First, preheat your camp stove over low heat.

Shake flour mixture in bag; pour in four tablespoons of water and the oil. Gently squeeze until evenly moistened.

Rub a little water over both sides of the parchment paper to make it more flexible and prevent burning. Place parchment paper in skillet. Pour batter onto the paper and spread evenly; cover skillet with foil.

Hold skillet about two inches above the burner for five to eight minutes, or until the top just looks dry and edges spring back when lightly touched. Remove from heat; let stand covered for two minutes. Invert cake onto a plate or heatproof surface; peel off paper.

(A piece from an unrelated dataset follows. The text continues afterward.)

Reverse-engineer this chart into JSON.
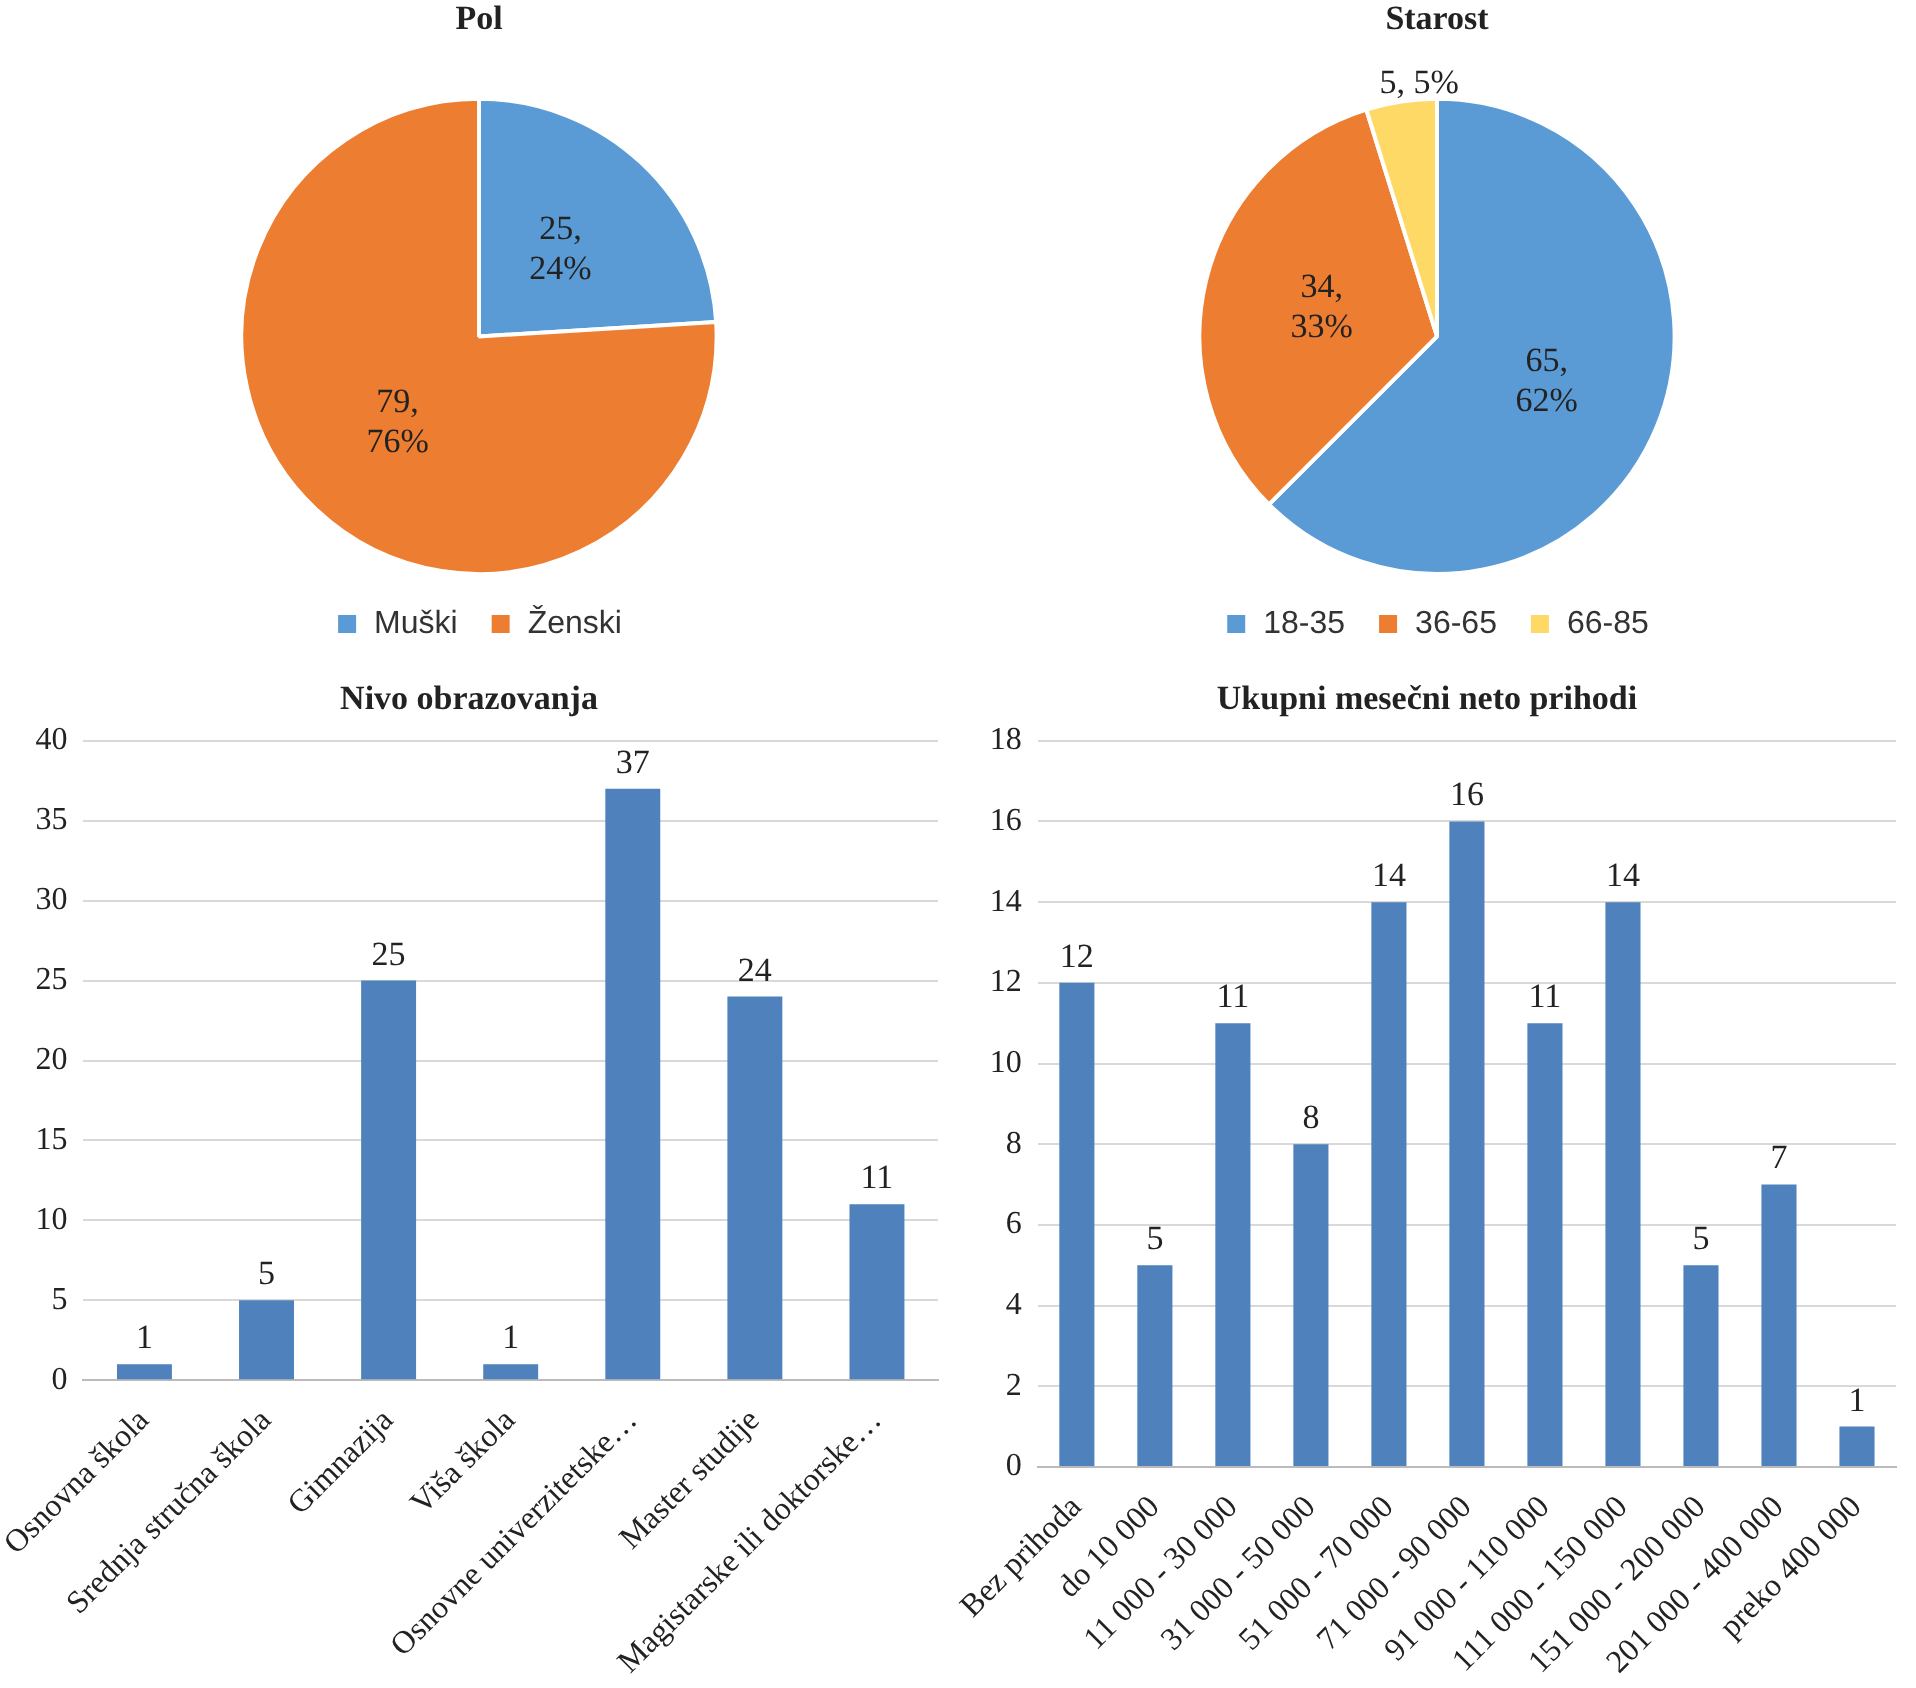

If using chocolate chips, sprinkle over hot cake and let melt, then gently spread to cover evenly. Let cool completely.

For the icing, add one teaspoon (5 mL) water to the icing sugar in the bag and gently squeeze to blend to a smooth, thick icing, just slightly thinner than a soft putty. If necessary, add a few drops of water at a time, and squeeze icing to mix, just until desired consistency. Cut a small tip off one bottom corner of bag, twist bag just above icing and gently squeeze to write or draw decorations on top of cooled cake, then garnish with sprinkles, as desired.

Additional Tips For The Perfect Backcountry Cake

Parchment paper might sound fussy for camping, but it does allow you to “bake” in a skillet without adding oil, which would create a fried product rather than a tender baked one.

If your burner doesn’t go low and tends to scorch foods and uses a pump to build pressure for the fuel canister, pump less pressure, or release some pressure, before lighting to reduce the flame and prevent burning baked goods.

Chopped dehydrated berries and nuts are a nice backcountry alternative to icing and sprinkles; just sprinkle them over top of the batter before cooking.

As a cheater backcountry birthday cake, you can use your favorite pancake recipe, stir in some coloured sprinkle and make a large pancake, then decorate the top with icing and more sprinkles.

Storm-proof matches can double as impromptu candles.